The client with emphysema doesn't struggle to breathe in — they struggle to breathe out. Understanding why air gets trapped changes how you assess and prioritize these patients.

Core Concept

Emphysema is a permanent, irreversible destruction of the alveolar walls distal to the terminal bronchioles. Loss of elastic recoil means the alveoli cannot spring back during expiration, so air becomes trapped, the lungs hyperinflate, and gas exchange surface area shrinks dramatically. This is the structural disease — it destroys architecture, unlike chronic bronchitis which primarily involves airway inflammation and mucus.

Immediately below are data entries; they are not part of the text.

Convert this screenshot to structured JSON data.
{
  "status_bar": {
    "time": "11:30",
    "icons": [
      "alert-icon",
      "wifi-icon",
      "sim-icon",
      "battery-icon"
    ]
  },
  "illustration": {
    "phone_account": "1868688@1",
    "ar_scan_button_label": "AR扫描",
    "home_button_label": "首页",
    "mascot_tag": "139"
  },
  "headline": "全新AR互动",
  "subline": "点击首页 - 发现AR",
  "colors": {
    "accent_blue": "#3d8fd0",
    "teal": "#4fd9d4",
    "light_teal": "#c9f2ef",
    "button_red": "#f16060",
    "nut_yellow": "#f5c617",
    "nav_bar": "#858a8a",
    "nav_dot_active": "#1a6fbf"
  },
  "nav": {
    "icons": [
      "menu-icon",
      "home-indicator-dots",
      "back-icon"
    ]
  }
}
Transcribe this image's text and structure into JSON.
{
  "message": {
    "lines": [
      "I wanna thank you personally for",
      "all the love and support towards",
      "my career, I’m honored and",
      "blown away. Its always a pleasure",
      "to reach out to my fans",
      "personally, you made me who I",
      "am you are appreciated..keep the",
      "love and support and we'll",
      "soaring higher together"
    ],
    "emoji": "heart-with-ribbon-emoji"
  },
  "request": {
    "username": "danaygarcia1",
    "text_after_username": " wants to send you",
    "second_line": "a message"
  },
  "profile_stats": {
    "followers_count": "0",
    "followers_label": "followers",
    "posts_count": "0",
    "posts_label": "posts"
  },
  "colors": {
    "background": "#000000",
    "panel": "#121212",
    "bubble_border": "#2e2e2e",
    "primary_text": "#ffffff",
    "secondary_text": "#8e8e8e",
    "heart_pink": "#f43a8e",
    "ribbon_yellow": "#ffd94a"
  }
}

The hallmark presentation is the "pink puffer": a thin, barrel-chested client using pursed-lip breathing, leaning forward on a tripod position, with prolonged expiratory phase and diminished breath sounds. These clients hyperventilate to maintain near-normal PaCO2 for years, so ABGs typically show relatively preserved PaCO2 with progressive hypoxemia; chronic respiratory acidosis develops only in advanced disease. CXR reveals hyperinflated lungs with a flattened diaphragm and increased anteroposterior diameter. Pulmonary function testing shows decreased FEV1/FVC ratio and markedly increased residual volume — confirming air trapping. Alpha-1 antitrypsin deficiency is the genetic risk factor, but smoking remains the primary cause. Because alveolar destruction is permanent, nursing assessment focuses on monitoring oxygenation trends, work of breathing, nutritional status (these clients are cachectic from the caloric cost of breathing), and activity tolerance.

Watch Out For

Don't confuse emphysema ("pink puffer" — thin, dyspneic, minimal cyanosis early on) with chronic bronchitis ("blue bloater" — productive cough, cyanosis, edema). Students mix up increased residual volume (emphysema's air trapping) with decreased tidal volume — residual volume goes UP because air can't get out. Barrel chest reflects chronic hyperinflation, not acute distress — it's an assessment finding of long-standing disease, not an emergency.

Clinical Pearl

Think of emphysema lungs like an old stretched-out balloon — air goes in easily but the walls have lost their snap, so air stays trapped and stale.